Councillor Turner said that there had been a power cut in Shipdham and Yaxham two years ago which had caused a power outage for five days over the Christmas period which had been very unfortunate. However, she thanked UKPN for the work involved to fix the issue as soon as possible, everything that could have been done was done, the communication between all had been good, and UKPN had worked well with the village emergency committee. Councillor Turner also stated that financial compensation had been offered to effected residents along with a donation to the Parish Council which remained held in a fund for future emergencies, and if everyone worked together the best outcome could be achieved.
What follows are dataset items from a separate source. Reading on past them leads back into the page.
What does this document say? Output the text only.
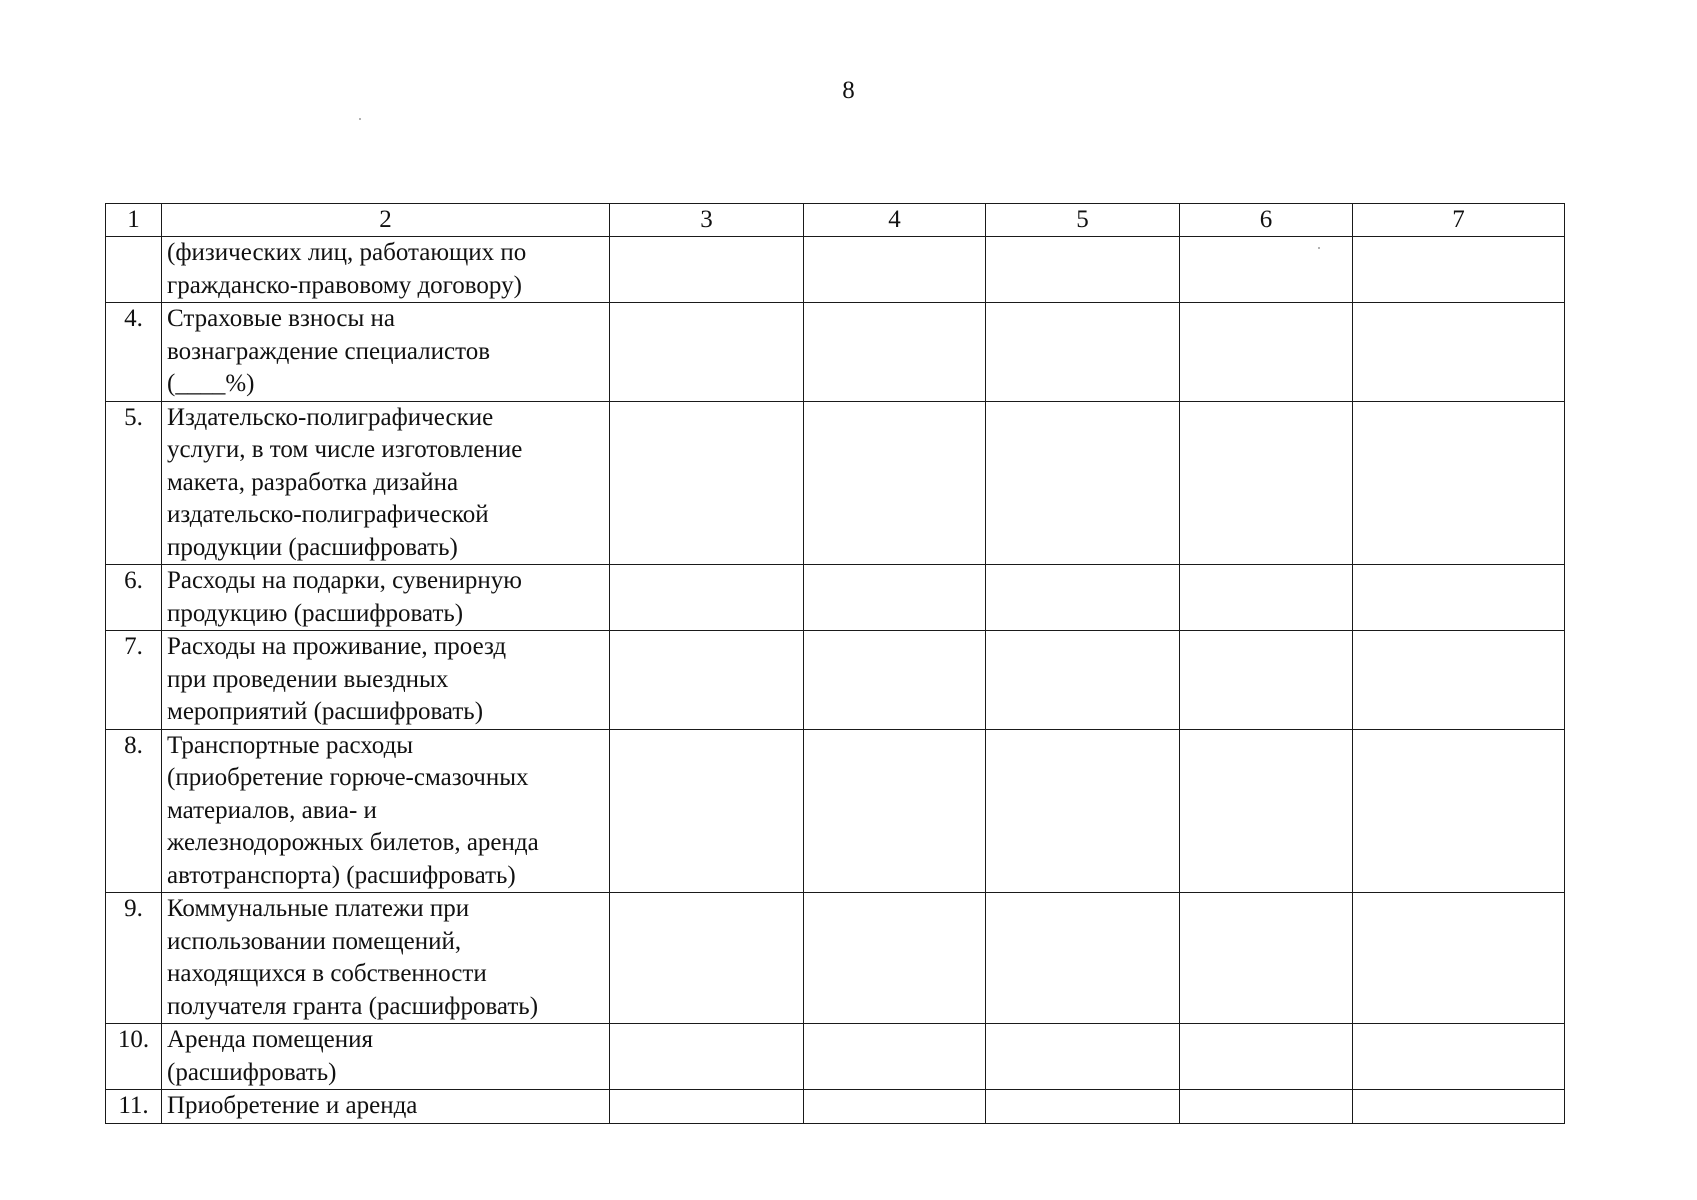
8
1	2	3	4	5	6	7
	(физических лиц, работающих по
гражданско-правовому договору)					
4.	Страховые взносы на
вознаграждение специалистов
(____%)					
5.	Издательско-полиграфические
услуги, в том числе изготовление
макета, разработка дизайна
издательско-полиграфической
продукции (расшифровать)					
6.	Расходы на подарки, сувенирную
продукцию (расшифровать)					
7.	Расходы на проживание, проезд
при проведении выездных
мероприятий (расшифровать)					
8.	Транспортные расходы
(приобретение горюче-смазочных
материалов, авиа- и
железнодорожных билетов, аренда
автотранспорта) (расшифровать)					
9.	Коммунальные платежи при
использовании помещений,
находящихся в собственности
получателя гранта (расшифровать)					
10.	Аренда помещения
(расшифровать)					
11.	Приобретение и аренда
Councillor Brame asked how flexible UKPN were on the five-year plan they had in place and if they felt they could adapt to changes and increased demand in alternative, ever changing, energy provision. Mr Horwood explained that it had previously been an eight-year plan but had been changed to a five-year plan to ensure relevance. In addition, they also had something in place called ‘uncertainty mechanisms’ which allowed them to adapt to changes in technologies along the way.


The Chairman pointed out that UKPN was a very profitable business and he asked what could be done to influence UKPN in terms of plans and upgrades if it was felt that something could be done to improve things in the Breckland area. Mr Horwood explained that UKPN were developing a proposal in their business plan to create a Local Area Energy Planning Team which was a mechanism that was being developed with Government to help Local Authorities facilitate decarbonisation in their areas through creating something called a Local Area Energy Plan. This was where the Council, through its visibility of future developments and its own ambitions to achieve targets, could build this into the plan and would subsequently allow UKPN to invest in the infrastructure needed ahead of time to assist in supporting local development to achieve it at the right time. They were very keen to work with Energy Officers from Local Authorities to achieve this.


The Deputy Chief Executive, Rob Walker, introduced Executive Director Steve James, as the best point of contact for UKPN in this area and said that Breckland Council were keen to see economic growth into the district and were perceptive to provision to make this happen and had the necessary requirements in place to invite investors into the area and not lose these investors to other areas that already had the necessary power provision in place.


The Chairman thanked UKPN for their informative presentation and said that he looked forward to working with them as a Council in the future.